| Sujet: it's not your fault, i'm not human at all (megara) Lun 27 Aoû - 23:04 | |
| Elle a encore le goût de ses mots sur ses lèvres. Leur douceur. Leur froideur. L'éclat argenté de la lame sur le sol. Elle oubliera pas. Elle pourra jamais.
Et elle a beau s'efforcer de ne plus penser à rien du tout, les mots continuent de résonner encore et encore dans sa tête, comme un sortilège dont elle ne peut plus jamais se défaire. Elle pense à tout, surtout à lui. Plus qu'elle n'oserait l'admettre. Y songer lui transperce le coeur, ce pauvre coeur où elle a cru un jour qu'il y planterait des roses, quand tout ce qu'il lui reste maintenant sont des épines.

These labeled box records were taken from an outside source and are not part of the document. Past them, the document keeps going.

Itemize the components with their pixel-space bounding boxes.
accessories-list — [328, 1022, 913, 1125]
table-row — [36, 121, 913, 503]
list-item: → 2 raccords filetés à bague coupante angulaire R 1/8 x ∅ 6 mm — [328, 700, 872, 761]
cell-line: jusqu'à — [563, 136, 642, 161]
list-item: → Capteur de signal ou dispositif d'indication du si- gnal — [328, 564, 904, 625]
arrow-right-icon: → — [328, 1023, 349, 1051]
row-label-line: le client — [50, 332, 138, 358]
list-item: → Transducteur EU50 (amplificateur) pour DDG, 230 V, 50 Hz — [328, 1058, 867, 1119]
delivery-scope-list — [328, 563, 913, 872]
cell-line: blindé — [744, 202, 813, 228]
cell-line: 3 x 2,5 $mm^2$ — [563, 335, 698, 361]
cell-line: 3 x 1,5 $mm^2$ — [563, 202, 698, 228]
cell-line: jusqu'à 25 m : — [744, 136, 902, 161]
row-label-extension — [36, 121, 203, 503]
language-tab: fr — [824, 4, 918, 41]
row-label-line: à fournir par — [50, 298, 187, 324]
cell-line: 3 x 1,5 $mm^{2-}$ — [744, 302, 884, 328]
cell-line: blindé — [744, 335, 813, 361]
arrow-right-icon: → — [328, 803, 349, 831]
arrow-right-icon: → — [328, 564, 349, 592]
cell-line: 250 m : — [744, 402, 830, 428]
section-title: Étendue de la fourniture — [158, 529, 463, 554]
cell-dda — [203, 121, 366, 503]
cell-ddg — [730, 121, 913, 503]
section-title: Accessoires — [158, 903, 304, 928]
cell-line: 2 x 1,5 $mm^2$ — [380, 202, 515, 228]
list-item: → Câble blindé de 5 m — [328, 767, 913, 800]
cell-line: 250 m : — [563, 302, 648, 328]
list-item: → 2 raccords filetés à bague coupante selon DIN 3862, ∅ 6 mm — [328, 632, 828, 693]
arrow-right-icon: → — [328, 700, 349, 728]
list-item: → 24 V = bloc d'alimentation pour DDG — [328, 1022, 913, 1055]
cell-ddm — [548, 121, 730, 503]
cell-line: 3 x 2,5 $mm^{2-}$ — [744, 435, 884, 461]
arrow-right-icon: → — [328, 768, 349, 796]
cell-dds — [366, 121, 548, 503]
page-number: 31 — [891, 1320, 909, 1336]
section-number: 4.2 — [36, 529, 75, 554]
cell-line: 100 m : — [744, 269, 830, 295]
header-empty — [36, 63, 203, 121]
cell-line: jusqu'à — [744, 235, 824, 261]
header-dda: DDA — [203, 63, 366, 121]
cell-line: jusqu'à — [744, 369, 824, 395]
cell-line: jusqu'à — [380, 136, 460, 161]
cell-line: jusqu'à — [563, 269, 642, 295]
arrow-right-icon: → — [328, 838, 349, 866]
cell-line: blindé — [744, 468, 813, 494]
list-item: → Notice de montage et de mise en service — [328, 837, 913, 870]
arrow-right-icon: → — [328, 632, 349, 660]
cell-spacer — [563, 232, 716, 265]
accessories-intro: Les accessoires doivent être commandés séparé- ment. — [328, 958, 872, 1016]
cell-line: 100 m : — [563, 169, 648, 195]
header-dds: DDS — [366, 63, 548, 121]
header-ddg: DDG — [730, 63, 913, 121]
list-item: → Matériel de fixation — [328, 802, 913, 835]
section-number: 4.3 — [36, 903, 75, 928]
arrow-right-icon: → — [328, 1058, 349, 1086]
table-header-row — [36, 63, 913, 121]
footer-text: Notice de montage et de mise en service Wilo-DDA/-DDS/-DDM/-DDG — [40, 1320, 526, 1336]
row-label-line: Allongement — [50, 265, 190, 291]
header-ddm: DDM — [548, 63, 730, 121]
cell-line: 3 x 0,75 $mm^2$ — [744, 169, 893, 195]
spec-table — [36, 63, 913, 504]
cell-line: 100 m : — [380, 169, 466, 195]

Son corps est en pilotage automatique. Ses pieds avancent sans qu'elle y pense, petit pantin désarticulé qui s'efforce de retrouver son chemin dans la fourmilière qu'est New York. Il faudrait qu'elle rentre. Mais où? À la maison? En a-t-elle seulement une ou s'agit-il d'un énième mensonge, une énième illusion dans laquelle elle se berce? Elle en a brisé des illusions aujourd'hui. Peut-être celle de la maison aussi. Peut-être que c'est pour ça qu'elle passe la porte d'un bar miteux, ou peut-être qu'elle avait tout prévu, peut-être qu'elle n'y avait jamais vraiment cru. Parce qu'il suffit de tomber dedans une fois et on finit tous pour revenir. Elle, elle finit toujours par revenir, toujours plus brisée, toujours plus cassée. Il n'y a qu'en buvant qu'elle parvient à se débarrasser du goût de cramé coincé au fond de sa gorge.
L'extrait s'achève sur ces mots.